For $z^{3/4}$ the chosen branch of the logarithm admits arguments of zero and nearby, so this will contribute: Set $z \rightarrow r \mathrm{e}^{\mathrm{i}\theta}$. Then on $[0,3]$ we find $z^{3/4} \rightarrow r^{3/4}\mathrm{e}^{\mathrm{i}3\theta/4} \xrightarrow[\theta \rightarrow 0]{}r^{3/4} \cdot 1$.
However, this can't work for $(3-z)^{1/4}$ since we only allow arguments $\geq 0$ or $\leq 2\pi$. Notice we have chosen to pay attention to $\arg(3-z)$ so the angles run "backwards" from the normal order, as indicated in the diagram with the "$2\pi$" and "$0$" seemingly in the wrong places around the loop at $z=3$. For the upper branch, $\arg(3-z)$ is near $2\pi$ and we compute $(3-r)^{1/4}\exp(\frac{1}{4}\cdot \mathrm{i} \cdot 2\pi) = (3-r)^{1/4}\cdot \mathrm{i}$. For the lower branch, $\arg(3-z)$ is near $0 = 0\pi$ and we compute $(3-r)^{1/4}\exp(\frac{1}{4}\cdot \mathrm{i} \cdot 0\pi) = (3-r)^{1/4} \cdot 1$. We're literally plugging the $r \mathrm{e}^{\mathrm{i}\theta}$ into the branch choices, moving out the $\log(3-r)$ because $3-r$ is real and seeing what the $\frac{1}{4}$ does to the $\mathrm{i}\theta$ that didn't get moved out.
Not using the shortcut in the first paragraph, we would compute $r^{3/4}\exp(\frac{3}{4} \cdot \mathrm{i} \cdot (+0\pi)) = r^{3/4}\cdot 1$ and $r^{3/4}\exp(\frac{3}{4} \cdot \mathrm{i} \cdot (-0\pi)) = r^{3/4}\cdot 1$ by the same method as in the second paragraph.

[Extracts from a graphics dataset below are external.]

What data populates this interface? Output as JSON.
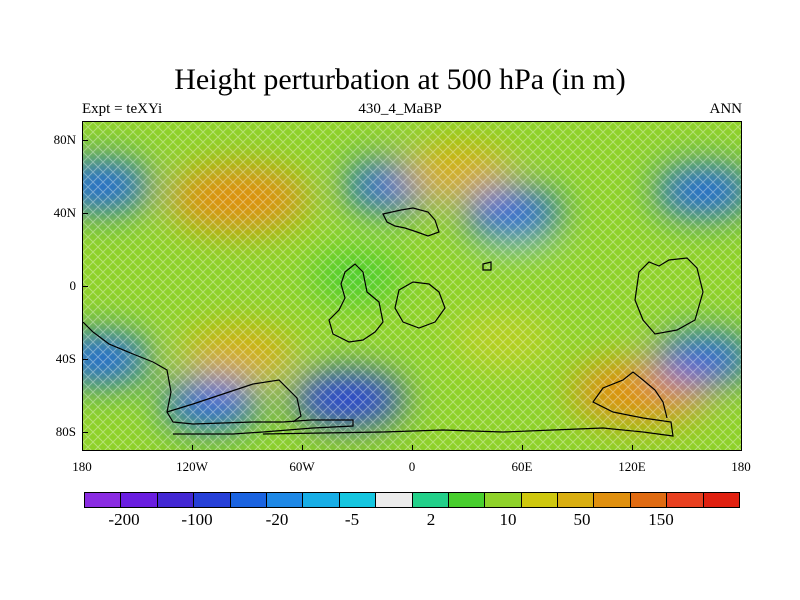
{
  "figure": {
    "title": "Height perturbation at 500 hPa (in m)",
    "subtitle_left": "Expt = teXYi",
    "subtitle_center": "430_4_MaBP",
    "subtitle_right": "ANN"
  },
  "map": {
    "projection": "cylindrical equidistant",
    "lon_range": [
      -180,
      180
    ],
    "lat_range": [
      -90,
      90
    ],
    "lat_ticks": [
      {
        "value": 80,
        "label": "80N"
      },
      {
        "value": 40,
        "label": "40N"
      },
      {
        "value": 0,
        "label": "0"
      },
      {
        "value": -40,
        "label": "40S"
      },
      {
        "value": -80,
        "label": "80S"
      }
    ],
    "lon_ticks": [
      {
        "value": -180,
        "label": "180"
      },
      {
        "value": -120,
        "label": "120W"
      },
      {
        "value": -60,
        "label": "60W"
      },
      {
        "value": 0,
        "label": "0"
      },
      {
        "value": 60,
        "label": "60E"
      },
      {
        "value": 120,
        "label": "120E"
      },
      {
        "value": 180,
        "label": "180"
      }
    ],
    "coastlines": "black outline"
  },
  "colorbar": {
    "labels": [
      "-200",
      "-100",
      "-20",
      "-5",
      "2",
      "10",
      "50",
      "150"
    ],
    "colors": [
      "#8a2be2",
      "#6a1ee0",
      "#4328d4",
      "#2640d8",
      "#1a63e0",
      "#1e88e6",
      "#17aee6",
      "#15c6e0",
      "#ececec",
      "#23d08a",
      "#48cf2e",
      "#8fd22a",
      "#cfc80e",
      "#d9ae10",
      "#e0900f",
      "#e06b12",
      "#e84020",
      "#e02010"
    ]
  },
  "chart_data": {
    "type": "heatmap",
    "title": "Height perturbation at 500 hPa (in m)",
    "field": "Height perturbation at 500 hPa",
    "units": "m",
    "xlim": [
      -180,
      180
    ],
    "ylim": [
      -90,
      90
    ],
    "contour_levels": [
      -200,
      -150,
      -100,
      -50,
      -20,
      -10,
      -5,
      -2,
      2,
      5,
      10,
      20,
      50,
      100,
      150,
      200
    ],
    "features": [
      {
        "lon": -170,
        "lat": 55,
        "value": -20
      },
      {
        "lon": -95,
        "lat": 48,
        "value": 100
      },
      {
        "lon": -10,
        "lat": 55,
        "value": -20
      },
      {
        "lon": 25,
        "lat": 62,
        "value": 50
      },
      {
        "lon": 55,
        "lat": 40,
        "value": -20
      },
      {
        "lon": 160,
        "lat": 52,
        "value": -20
      },
      {
        "lon": 60,
        "lat": 10,
        "value": 10
      },
      {
        "lon": -170,
        "lat": -40,
        "value": -20
      },
      {
        "lon": -95,
        "lat": -38,
        "value": 50
      },
      {
        "lon": -35,
        "lat": -62,
        "value": -50
      },
      {
        "lon": -110,
        "lat": -65,
        "value": -20
      },
      {
        "lon": 125,
        "lat": -58,
        "value": 100
      },
      {
        "lon": 160,
        "lat": -40,
        "value": -20
      },
      {
        "lon": 50,
        "lat": -30,
        "value": 20
      },
      {
        "lon": -30,
        "lat": 5,
        "value": 5
      }
    ]
  }
}
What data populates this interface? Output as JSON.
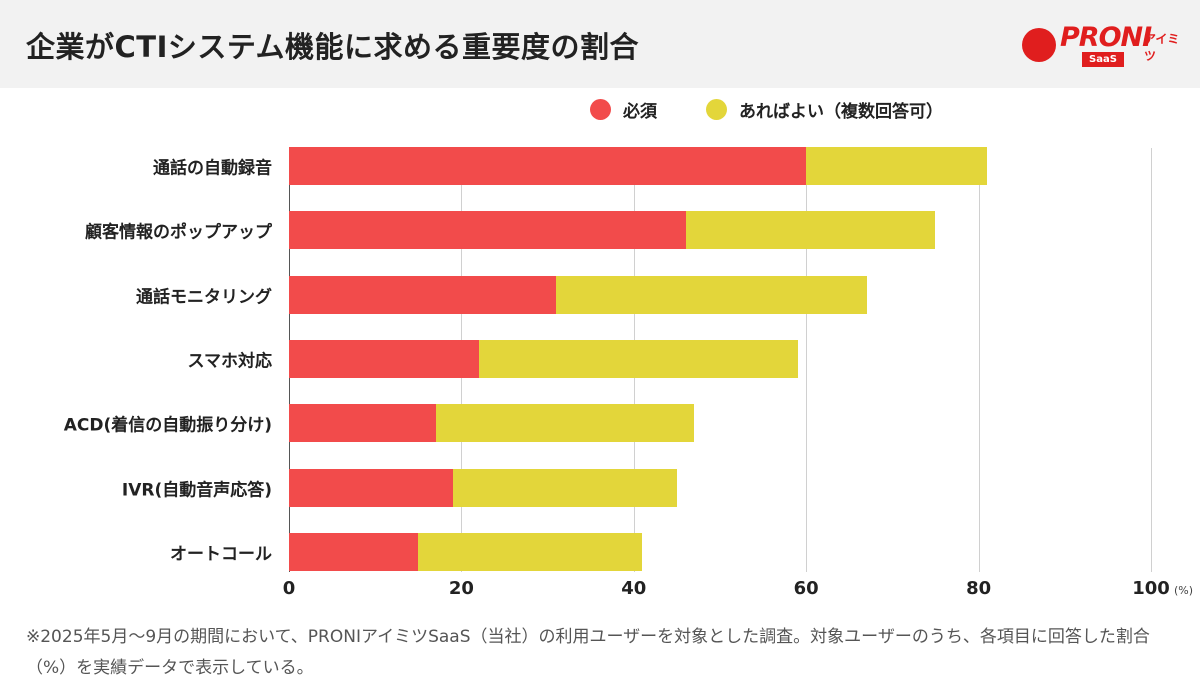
{
  "title": "企業がCTIシステム機能に求める重要度の割合",
  "logo": {
    "text": "PRONI",
    "kana": "アイミツ",
    "badge": "SaaS"
  },
  "note": "※2025年5月〜9月の期間において、PRONIアイミツSaaS（当社）の利用ユーザーを対象とした調査。対象ユーザーのうち、各項目に回答した割合（%）を実績データで表示している。",
  "chart_data": {
    "type": "bar",
    "orientation": "horizontal",
    "stacked": true,
    "categories": [
      "通話の自動録音",
      "顧客情報のポップアップ",
      "通話モニタリング",
      "スマホ対応",
      "ACD(着信の自動振り分け)",
      "IVR(自動音声応答)",
      "オートコール"
    ],
    "series": [
      {
        "name": "必須",
        "color": "#f24b4b",
        "values": [
          60,
          46,
          31,
          22,
          17,
          19,
          15
        ]
      },
      {
        "name": "あればよい（複数回答可）",
        "color": "#e3d63a",
        "values": [
          21,
          29,
          36,
          37,
          30,
          26,
          26
        ]
      }
    ],
    "xlim": [
      0,
      100
    ],
    "xticks": [
      "0",
      "20",
      "40",
      "60",
      "80",
      "100"
    ],
    "xunit": "(%)",
    "grid": true,
    "legend_position": "top-right"
  }
}
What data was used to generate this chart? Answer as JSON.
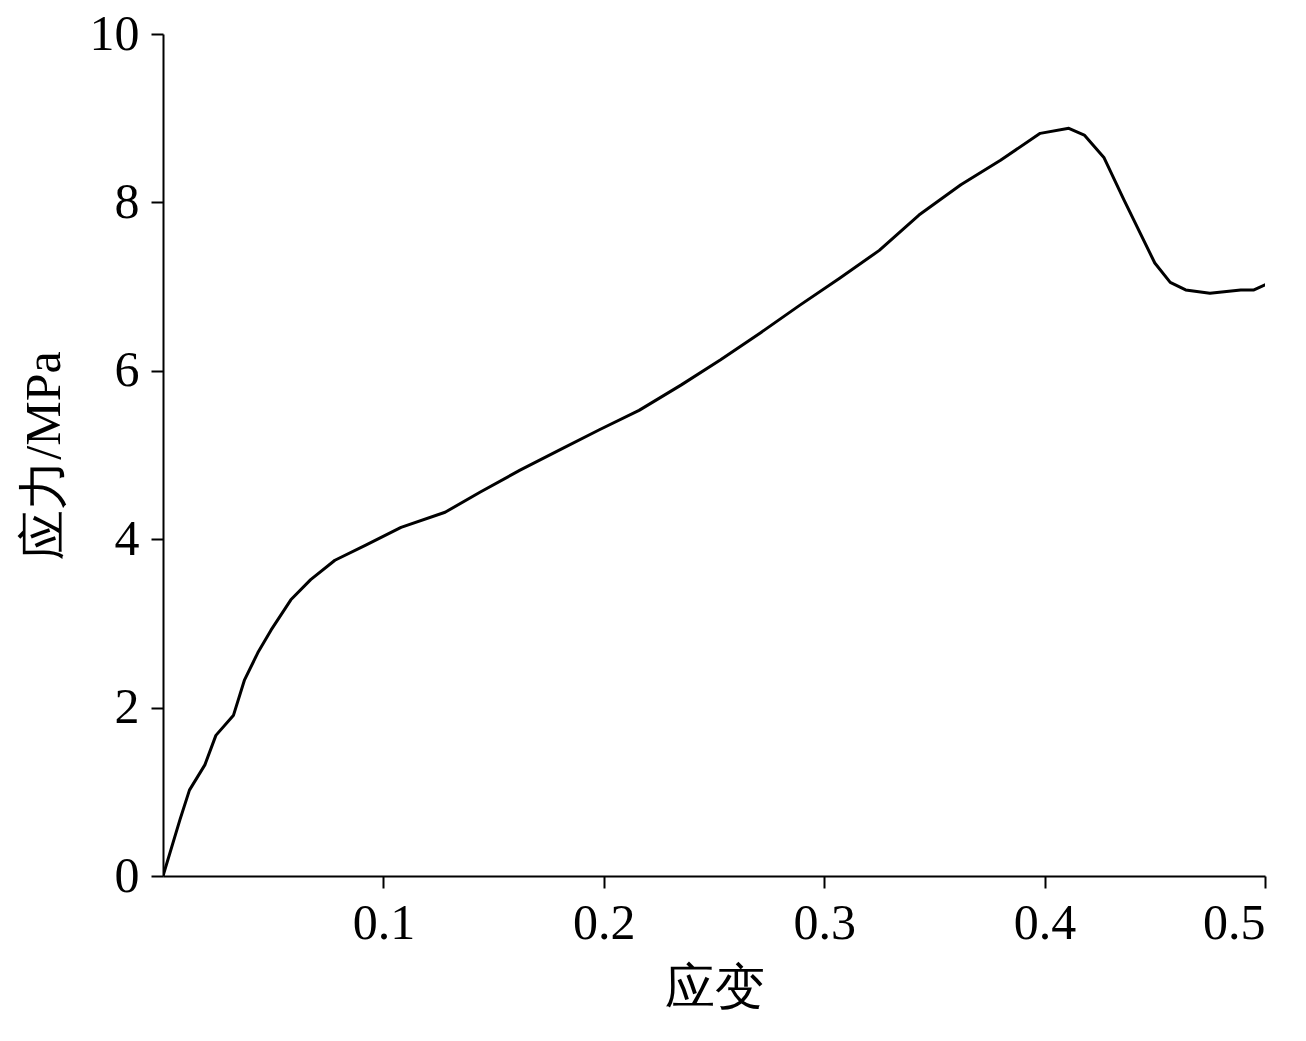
{
  "chart_data": {
    "type": "line",
    "xlabel": "应变",
    "ylabel": "应力/MPa",
    "xlim": [
      0,
      0.5
    ],
    "ylim": [
      0,
      10
    ],
    "xticks": [
      0.1,
      0.2,
      0.3,
      0.4,
      0.5
    ],
    "yticks": [
      0,
      2,
      4,
      6,
      8,
      10
    ],
    "grid": false,
    "line_style": "solid",
    "marker": "none",
    "series": [
      {
        "color": "#000000",
        "x": [
          0,
          0.0077,
          0.012,
          0.019,
          0.024,
          0.032,
          0.037,
          0.043,
          0.049,
          0.058,
          0.067,
          0.078,
          0.092,
          0.108,
          0.128,
          0.144,
          0.162,
          0.18,
          0.198,
          0.216,
          0.235,
          0.253,
          0.271,
          0.289,
          0.307,
          0.325,
          0.343,
          0.362,
          0.38,
          0.398,
          0.411,
          0.418,
          0.427,
          0.436,
          0.45,
          0.457,
          0.464,
          0.475,
          0.489,
          0.495,
          0.5
        ],
        "values": [
          0,
          0.67,
          1.02,
          1.32,
          1.67,
          1.91,
          2.33,
          2.65,
          2.92,
          3.28,
          3.52,
          3.75,
          3.93,
          4.14,
          4.32,
          4.56,
          4.82,
          5.06,
          5.3,
          5.53,
          5.83,
          6.13,
          6.45,
          6.78,
          7.1,
          7.43,
          7.85,
          8.21,
          8.5,
          8.82,
          8.88,
          8.8,
          8.53,
          8.03,
          7.28,
          7.05,
          6.96,
          6.92,
          6.96,
          6.96,
          7.02
        ]
      }
    ]
  }
}
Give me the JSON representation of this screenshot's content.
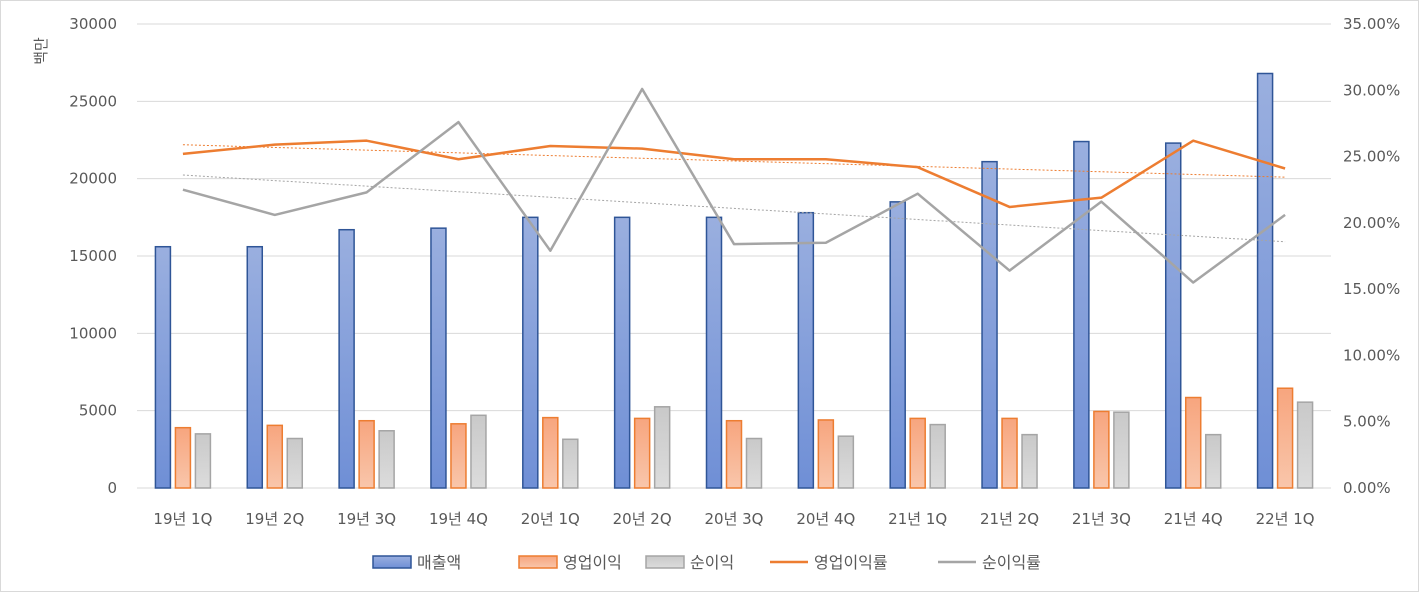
{
  "chart_data": {
    "type": "bar",
    "title": "",
    "ylabel": "백만",
    "ylim": [
      0,
      30000
    ],
    "y_ticks": [
      "30000",
      "25000",
      "20000",
      "15000",
      "10000",
      "5000",
      "0"
    ],
    "y2lim": [
      0,
      35
    ],
    "y2_ticks": [
      "35.00%",
      "30.00%",
      "25.00%",
      "20.00%",
      "15.00%",
      "10.00%",
      "5.00%",
      "0.00%"
    ],
    "grid": true,
    "legend_position": "bottom",
    "categories": [
      "19년 1Q",
      "19년 2Q",
      "19년 3Q",
      "19년 4Q",
      "20년 1Q",
      "20년 2Q",
      "20년 3Q",
      "20년 4Q",
      "21년 1Q",
      "21년 2Q",
      "21년 3Q",
      "21년 4Q",
      "22년 1Q"
    ],
    "series": [
      {
        "name": "매출액",
        "type": "bar",
        "axis": "left",
        "color": "#4472c4",
        "values": [
          15600,
          15600,
          16700,
          16800,
          17500,
          17500,
          17500,
          17800,
          18500,
          21100,
          22400,
          22300,
          26800
        ]
      },
      {
        "name": "영업이익",
        "type": "bar",
        "axis": "left",
        "color": "#ed7d31",
        "values": [
          3900,
          4050,
          4350,
          4150,
          4550,
          4500,
          4350,
          4400,
          4500,
          4500,
          4950,
          5850,
          6450
        ]
      },
      {
        "name": "순이익",
        "type": "bar",
        "axis": "left",
        "color": "#a5a5a5",
        "values": [
          3500,
          3200,
          3700,
          4700,
          3150,
          5250,
          3200,
          3350,
          4100,
          3450,
          4900,
          3450,
          5550
        ]
      },
      {
        "name": "영업이익률",
        "type": "line",
        "axis": "right",
        "color": "#ed7d31",
        "trendline": true,
        "values": [
          25.2,
          25.9,
          26.2,
          24.8,
          25.8,
          25.6,
          24.8,
          24.8,
          24.2,
          21.2,
          21.9,
          26.2,
          24.1
        ]
      },
      {
        "name": "순이익률",
        "type": "line",
        "axis": "right",
        "color": "#a5a5a5",
        "trendline": true,
        "values": [
          22.5,
          20.6,
          22.3,
          27.6,
          17.9,
          30.1,
          18.4,
          18.5,
          22.2,
          16.4,
          21.6,
          15.5,
          20.6
        ]
      }
    ]
  }
}
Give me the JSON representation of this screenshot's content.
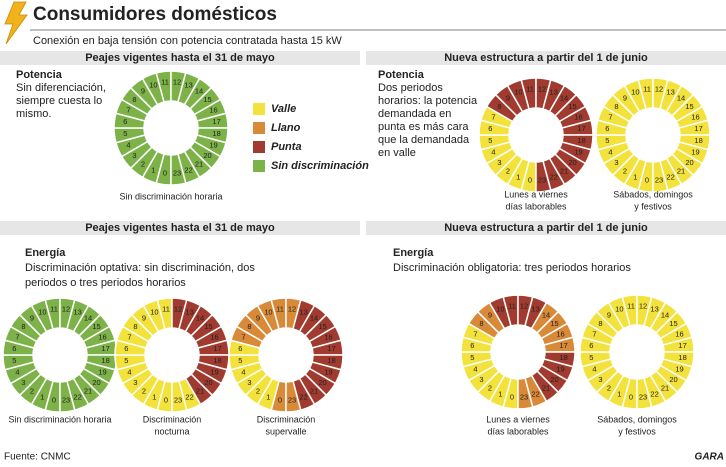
{
  "header": {
    "title": "Consumidores domésticos",
    "subtitle": "Conexión en baja tensión con potencia contratada hasta 15 kW"
  },
  "legend": [
    {
      "label": "Valle",
      "color": "#f3e23b"
    },
    {
      "label": "Llano",
      "color": "#d98a38"
    },
    {
      "label": "Punta",
      "color": "#a23b2f"
    },
    {
      "label": "Sin discriminación",
      "color": "#7db249"
    }
  ],
  "hour_labels": [
    0,
    1,
    2,
    3,
    4,
    5,
    6,
    7,
    8,
    9,
    10,
    11,
    12,
    13,
    14,
    15,
    16,
    17,
    18,
    19,
    20,
    21,
    22,
    23
  ],
  "sections": [
    {
      "heading": "Peajes vigentes hasta el 31 de mayo",
      "title": "Potencia",
      "text": [
        "Sin diferenciación,",
        "siempre cuesta lo",
        "mismo."
      ],
      "clocks": [
        {
          "caption": [
            "Sin discriminación  horaria"
          ],
          "periods": [
            3,
            3,
            3,
            3,
            3,
            3,
            3,
            3,
            3,
            3,
            3,
            3,
            3,
            3,
            3,
            3,
            3,
            3,
            3,
            3,
            3,
            3,
            3,
            3
          ]
        }
      ]
    },
    {
      "heading": "Nueva estructura a partir del 1 de junio",
      "title": "Potencia",
      "text": [
        "Dos periodos",
        "horarios: la potencia",
        "demandada en",
        "punta es más cara",
        "que la demandada",
        "en valle"
      ],
      "clocks": [
        {
          "caption": [
            "Lunes a viernes",
            "días laborables"
          ],
          "periods": [
            0,
            0,
            0,
            0,
            0,
            0,
            0,
            0,
            2,
            2,
            2,
            2,
            2,
            2,
            2,
            2,
            2,
            2,
            2,
            2,
            2,
            2,
            2,
            2
          ]
        },
        {
          "caption": [
            "Sábados, domingos",
            "y festivos"
          ],
          "periods": [
            0,
            0,
            0,
            0,
            0,
            0,
            0,
            0,
            0,
            0,
            0,
            0,
            0,
            0,
            0,
            0,
            0,
            0,
            0,
            0,
            0,
            0,
            0,
            0
          ]
        }
      ]
    },
    {
      "heading": "Peajes vigentes hasta el 31 de mayo",
      "title": "Energía",
      "text": [
        "Discriminación optativa: sin discriminación, dos",
        "periodos o tres periodos horarios"
      ],
      "clocks": [
        {
          "caption": [
            "Sin discriminación  horaria"
          ],
          "periods": [
            3,
            3,
            3,
            3,
            3,
            3,
            3,
            3,
            3,
            3,
            3,
            3,
            3,
            3,
            3,
            3,
            3,
            3,
            3,
            3,
            3,
            3,
            3,
            3
          ]
        },
        {
          "caption": [
            "Discriminación",
            "nocturna"
          ],
          "periods": [
            0,
            0,
            0,
            0,
            0,
            0,
            0,
            0,
            0,
            0,
            0,
            0,
            2,
            2,
            2,
            2,
            2,
            2,
            2,
            2,
            2,
            2,
            0,
            0
          ]
        },
        {
          "caption": [
            "Discriminación",
            "supervalle"
          ],
          "periods": [
            1,
            0,
            0,
            0,
            0,
            0,
            0,
            1,
            1,
            1,
            1,
            1,
            1,
            2,
            2,
            2,
            2,
            2,
            2,
            2,
            2,
            2,
            2,
            1
          ]
        }
      ]
    },
    {
      "heading": "Nueva estructura a partir del 1 de junio",
      "title": "Energía",
      "text": [
        "Discriminación obligatoria: tres periodos horarios"
      ],
      "clocks": [
        {
          "caption": [
            "Lunes a viernes",
            "días laborables"
          ],
          "periods": [
            0,
            0,
            0,
            0,
            0,
            0,
            0,
            0,
            1,
            1,
            2,
            2,
            2,
            2,
            1,
            1,
            1,
            1,
            2,
            2,
            2,
            2,
            1,
            1
          ]
        },
        {
          "caption": [
            "Sábados, domingos",
            "y festivos"
          ],
          "periods": [
            0,
            0,
            0,
            0,
            0,
            0,
            0,
            0,
            0,
            0,
            0,
            0,
            0,
            0,
            0,
            0,
            0,
            0,
            0,
            0,
            0,
            0,
            0,
            0
          ]
        }
      ]
    }
  ],
  "footer": {
    "source": "Fuente: CNMC",
    "brand": "GARA"
  }
}
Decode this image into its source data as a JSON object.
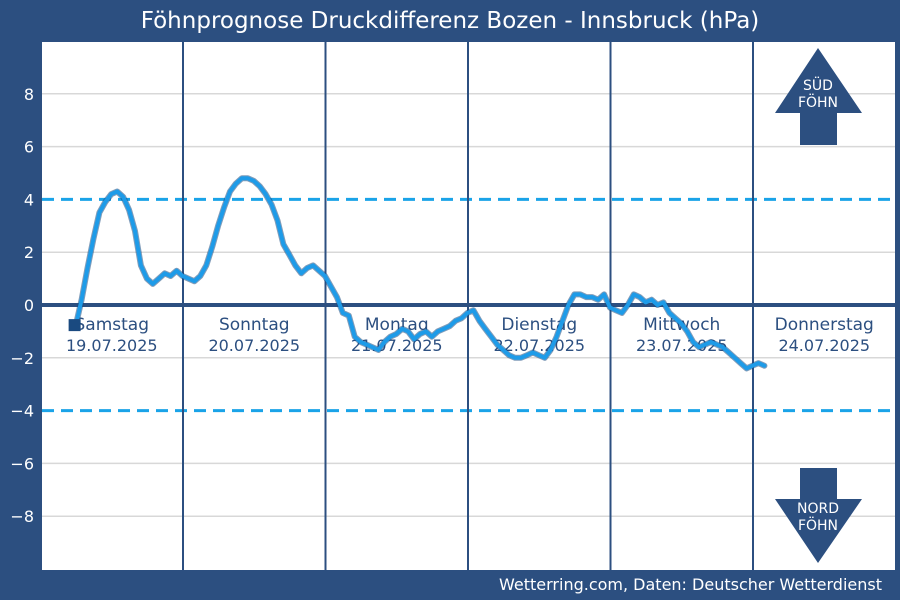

Taking the products of the upper part with the upper part and the lower part with the lower part gives the stated results.
I'm pretty sure that the article's "$r^\frac{3}{4}\exp(3\frac{0\pi \mathrm{i}}{4})$" is a typo. Or the "$r^\frac{3}{4}\exp(\frac{0\pi \mathrm{i}}{4})$" is. Either they should both bear the "$\frac{3}{4}$" from the power of $z$ from which they come or neither should. Perhaps the stray "3" should be a minus sign to indicate small negative arguments. I'm not sure. Either way, the result is dominated by the zero in the numerator, so the result is indistinguishable.